I'm still booting from a SATA SSD on my main system. My board doesn't support booting from NVMe drives.
 
I run most of my games from a SATA SSD - can't really tell any difference between that one and a PCI 4 NVMe drive if I'm honest.

Going further, I have a beefy SSD/RAM cache on a spinner, and while you can definitely tell when you are hitting the spinner on a clean cache, after you play the game a couple of times and let the cache work itself out, it's hard to tell even from that.
 
I agree that the performance difference for gaming is negligible. Try getting into running a local AI. Watch what it does with your system resources. You need OODLS of speed across the board to properly care and feed even a moderate locally ran AI.
IDK, I run stable diffusion locally and while it is compute intensive it's IO load is negligible after the initial loading phase.
It's playing with things like that and teaching myself about new upcoming technologies that have me wanting bigger and better hardware that they can actually utilize.
I do a lot of things that are not considered regular use cases, still most of them run out of GPU/RAM/CPU long before they run out of IO performance, unless ran from a spinner. As I've said the only case I found where 10GByte over 6GByte sequential read speed might* have a benefit is processing raw uncompressed video.

*might because I have not tested it yet.
So much so that if it were in budget I'd go with enterprise class NVME drives. Because lets be honest.. the DWPD rating of consumer grade stuff is not up to snuff especially if you're going to be flexing that raw throughput with any consistency.
I have a suspicion that enterprise grade is the same, they only write a larger number on the specification sheet. I've been using consumer SSDs almost exclusively since 2011 for data intensive work, and literally none of them died since. Sure my 50-100 SSDs is not that significant of a sample size as say backblaze, but it is certainly much more than the average user.
also would love to afford some video cards with actual AI compute units. Have to be happy with what I can afford for regular desktop cards that can offer some assistance.
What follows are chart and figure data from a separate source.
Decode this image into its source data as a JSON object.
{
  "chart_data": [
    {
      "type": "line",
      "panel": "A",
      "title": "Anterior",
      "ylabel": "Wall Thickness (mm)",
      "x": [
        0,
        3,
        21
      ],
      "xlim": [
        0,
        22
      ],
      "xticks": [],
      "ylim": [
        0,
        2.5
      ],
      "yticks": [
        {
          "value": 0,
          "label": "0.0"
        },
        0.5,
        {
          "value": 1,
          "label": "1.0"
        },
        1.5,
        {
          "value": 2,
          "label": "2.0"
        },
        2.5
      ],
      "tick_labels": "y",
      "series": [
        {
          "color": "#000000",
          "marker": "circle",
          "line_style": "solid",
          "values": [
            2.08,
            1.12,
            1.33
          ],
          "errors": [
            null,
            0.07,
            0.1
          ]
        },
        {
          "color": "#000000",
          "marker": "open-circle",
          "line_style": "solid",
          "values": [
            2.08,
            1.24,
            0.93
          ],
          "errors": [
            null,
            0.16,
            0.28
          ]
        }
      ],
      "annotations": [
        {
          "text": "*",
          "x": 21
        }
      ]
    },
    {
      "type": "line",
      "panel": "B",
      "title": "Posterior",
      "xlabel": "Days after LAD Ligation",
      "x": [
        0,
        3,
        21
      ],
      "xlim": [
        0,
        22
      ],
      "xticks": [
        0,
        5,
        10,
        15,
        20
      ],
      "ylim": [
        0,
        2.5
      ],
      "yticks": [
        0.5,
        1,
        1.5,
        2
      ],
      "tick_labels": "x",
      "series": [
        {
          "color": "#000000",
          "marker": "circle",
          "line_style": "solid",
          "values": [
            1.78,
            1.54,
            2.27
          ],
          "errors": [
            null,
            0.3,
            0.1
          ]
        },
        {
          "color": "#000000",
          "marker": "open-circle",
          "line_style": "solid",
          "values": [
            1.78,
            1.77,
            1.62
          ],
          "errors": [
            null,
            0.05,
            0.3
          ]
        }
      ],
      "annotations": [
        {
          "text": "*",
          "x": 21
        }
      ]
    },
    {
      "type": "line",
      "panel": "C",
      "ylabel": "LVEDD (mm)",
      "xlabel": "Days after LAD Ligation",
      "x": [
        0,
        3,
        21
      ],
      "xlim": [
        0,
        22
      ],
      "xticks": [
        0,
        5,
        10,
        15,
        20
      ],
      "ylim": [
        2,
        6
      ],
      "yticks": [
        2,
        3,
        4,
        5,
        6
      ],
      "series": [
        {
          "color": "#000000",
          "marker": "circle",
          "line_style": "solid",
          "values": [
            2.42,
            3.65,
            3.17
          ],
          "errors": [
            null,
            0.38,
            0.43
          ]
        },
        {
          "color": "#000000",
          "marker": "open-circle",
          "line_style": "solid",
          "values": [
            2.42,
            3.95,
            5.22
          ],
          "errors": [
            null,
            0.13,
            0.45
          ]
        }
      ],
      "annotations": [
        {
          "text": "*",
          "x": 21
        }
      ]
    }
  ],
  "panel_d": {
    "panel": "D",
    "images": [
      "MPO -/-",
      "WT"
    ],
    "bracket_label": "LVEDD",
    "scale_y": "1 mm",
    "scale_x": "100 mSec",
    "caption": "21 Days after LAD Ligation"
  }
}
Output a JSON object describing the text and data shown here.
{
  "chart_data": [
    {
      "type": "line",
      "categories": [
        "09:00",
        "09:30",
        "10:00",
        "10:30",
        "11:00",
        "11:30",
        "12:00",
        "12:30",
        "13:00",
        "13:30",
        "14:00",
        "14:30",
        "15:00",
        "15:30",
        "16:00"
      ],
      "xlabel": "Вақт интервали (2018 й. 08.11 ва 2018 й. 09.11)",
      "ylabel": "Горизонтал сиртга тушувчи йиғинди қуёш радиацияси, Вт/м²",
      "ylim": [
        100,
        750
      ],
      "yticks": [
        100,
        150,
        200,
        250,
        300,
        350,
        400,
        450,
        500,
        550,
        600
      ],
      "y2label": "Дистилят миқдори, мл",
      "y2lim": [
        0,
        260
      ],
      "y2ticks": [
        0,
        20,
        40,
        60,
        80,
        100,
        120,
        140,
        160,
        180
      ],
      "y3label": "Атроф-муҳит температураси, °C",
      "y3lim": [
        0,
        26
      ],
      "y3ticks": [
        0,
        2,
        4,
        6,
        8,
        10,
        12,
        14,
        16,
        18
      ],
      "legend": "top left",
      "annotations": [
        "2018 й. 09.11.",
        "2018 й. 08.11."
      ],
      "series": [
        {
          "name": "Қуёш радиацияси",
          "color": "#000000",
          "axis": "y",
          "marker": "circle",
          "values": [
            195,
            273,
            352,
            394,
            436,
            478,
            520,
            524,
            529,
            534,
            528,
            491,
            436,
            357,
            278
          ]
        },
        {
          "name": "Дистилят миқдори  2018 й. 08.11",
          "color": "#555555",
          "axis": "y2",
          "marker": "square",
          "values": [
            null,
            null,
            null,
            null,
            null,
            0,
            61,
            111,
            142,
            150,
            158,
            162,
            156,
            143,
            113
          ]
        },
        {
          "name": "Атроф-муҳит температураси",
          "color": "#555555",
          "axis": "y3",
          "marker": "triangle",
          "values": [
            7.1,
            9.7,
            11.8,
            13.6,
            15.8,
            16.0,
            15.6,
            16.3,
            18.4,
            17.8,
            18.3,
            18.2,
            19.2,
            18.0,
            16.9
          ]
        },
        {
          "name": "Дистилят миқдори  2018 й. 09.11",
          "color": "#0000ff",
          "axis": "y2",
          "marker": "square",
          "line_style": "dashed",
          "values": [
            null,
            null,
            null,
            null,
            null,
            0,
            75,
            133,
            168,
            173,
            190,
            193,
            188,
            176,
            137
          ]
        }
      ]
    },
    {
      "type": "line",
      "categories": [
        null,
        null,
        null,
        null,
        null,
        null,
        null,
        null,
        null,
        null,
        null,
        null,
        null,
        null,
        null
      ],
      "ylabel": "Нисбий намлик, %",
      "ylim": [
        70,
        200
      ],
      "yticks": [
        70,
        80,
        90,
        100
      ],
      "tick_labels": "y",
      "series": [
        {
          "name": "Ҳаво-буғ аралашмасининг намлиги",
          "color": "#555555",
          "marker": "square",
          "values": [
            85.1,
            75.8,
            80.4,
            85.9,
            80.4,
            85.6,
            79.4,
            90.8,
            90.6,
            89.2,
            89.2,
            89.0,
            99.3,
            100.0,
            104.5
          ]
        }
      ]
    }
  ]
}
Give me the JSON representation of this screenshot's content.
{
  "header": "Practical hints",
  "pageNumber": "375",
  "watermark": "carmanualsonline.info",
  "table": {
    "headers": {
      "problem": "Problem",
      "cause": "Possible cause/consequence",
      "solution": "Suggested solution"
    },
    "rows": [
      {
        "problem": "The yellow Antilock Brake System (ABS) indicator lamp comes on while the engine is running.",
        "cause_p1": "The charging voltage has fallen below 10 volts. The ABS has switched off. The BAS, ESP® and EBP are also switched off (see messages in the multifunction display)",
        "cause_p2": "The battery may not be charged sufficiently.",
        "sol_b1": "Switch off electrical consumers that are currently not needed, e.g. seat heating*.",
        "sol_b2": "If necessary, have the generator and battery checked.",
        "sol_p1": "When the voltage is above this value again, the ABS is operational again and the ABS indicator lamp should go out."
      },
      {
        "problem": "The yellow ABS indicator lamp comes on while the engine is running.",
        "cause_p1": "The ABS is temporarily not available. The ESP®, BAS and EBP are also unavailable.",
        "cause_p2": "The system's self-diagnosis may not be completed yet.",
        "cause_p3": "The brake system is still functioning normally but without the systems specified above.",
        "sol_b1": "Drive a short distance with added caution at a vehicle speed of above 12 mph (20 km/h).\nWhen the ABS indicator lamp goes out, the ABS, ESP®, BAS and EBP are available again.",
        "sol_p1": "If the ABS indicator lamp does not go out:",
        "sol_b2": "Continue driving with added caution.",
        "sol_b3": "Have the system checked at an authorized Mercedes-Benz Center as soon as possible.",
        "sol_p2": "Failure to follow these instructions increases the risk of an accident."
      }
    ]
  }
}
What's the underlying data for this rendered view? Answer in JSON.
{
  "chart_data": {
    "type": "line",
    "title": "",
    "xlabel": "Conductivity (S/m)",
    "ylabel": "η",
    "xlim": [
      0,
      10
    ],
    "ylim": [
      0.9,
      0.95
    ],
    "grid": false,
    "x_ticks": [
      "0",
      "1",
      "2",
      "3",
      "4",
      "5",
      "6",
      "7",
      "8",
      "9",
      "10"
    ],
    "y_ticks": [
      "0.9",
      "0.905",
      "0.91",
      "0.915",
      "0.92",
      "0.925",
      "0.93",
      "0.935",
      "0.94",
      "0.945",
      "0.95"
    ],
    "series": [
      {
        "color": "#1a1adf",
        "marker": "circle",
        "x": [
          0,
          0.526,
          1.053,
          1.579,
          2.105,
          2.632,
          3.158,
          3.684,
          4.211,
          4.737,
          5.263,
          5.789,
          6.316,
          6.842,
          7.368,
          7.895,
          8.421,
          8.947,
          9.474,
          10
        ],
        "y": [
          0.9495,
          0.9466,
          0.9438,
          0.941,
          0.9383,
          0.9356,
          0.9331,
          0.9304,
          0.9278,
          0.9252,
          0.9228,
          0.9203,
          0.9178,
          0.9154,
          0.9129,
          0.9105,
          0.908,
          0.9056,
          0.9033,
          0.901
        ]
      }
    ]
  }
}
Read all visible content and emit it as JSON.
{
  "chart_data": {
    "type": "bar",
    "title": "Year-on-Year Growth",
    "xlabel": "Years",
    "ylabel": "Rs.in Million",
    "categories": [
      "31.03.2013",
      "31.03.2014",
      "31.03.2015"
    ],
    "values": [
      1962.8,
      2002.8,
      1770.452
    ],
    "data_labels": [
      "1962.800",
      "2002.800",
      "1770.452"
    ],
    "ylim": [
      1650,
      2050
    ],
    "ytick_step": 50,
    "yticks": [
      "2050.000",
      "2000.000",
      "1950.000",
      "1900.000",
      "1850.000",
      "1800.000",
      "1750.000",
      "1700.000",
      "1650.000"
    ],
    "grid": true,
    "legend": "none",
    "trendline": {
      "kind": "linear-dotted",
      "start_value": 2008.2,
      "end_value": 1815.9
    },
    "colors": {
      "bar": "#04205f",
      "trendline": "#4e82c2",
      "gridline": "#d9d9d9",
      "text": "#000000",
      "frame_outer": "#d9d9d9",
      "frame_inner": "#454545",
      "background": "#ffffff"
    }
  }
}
I'd never go for that. Something that is only good for a single specific use case is a waste of money imo. Worst decision of my career was once buying Quadro cards instead of Geforce for work thinking how much better supported it would be. It literally had zero benefit while paying 2x as much for HW that was 2 generations behind the then current top gaming cards.
And yes I've gone way off and redefined the conversation. Just wanted to share I'm not only concerned with gaming experience.
And I didn't just mean gaming either, I meant all use cases outside of moving large pieces of monolithic data sequentially between drives.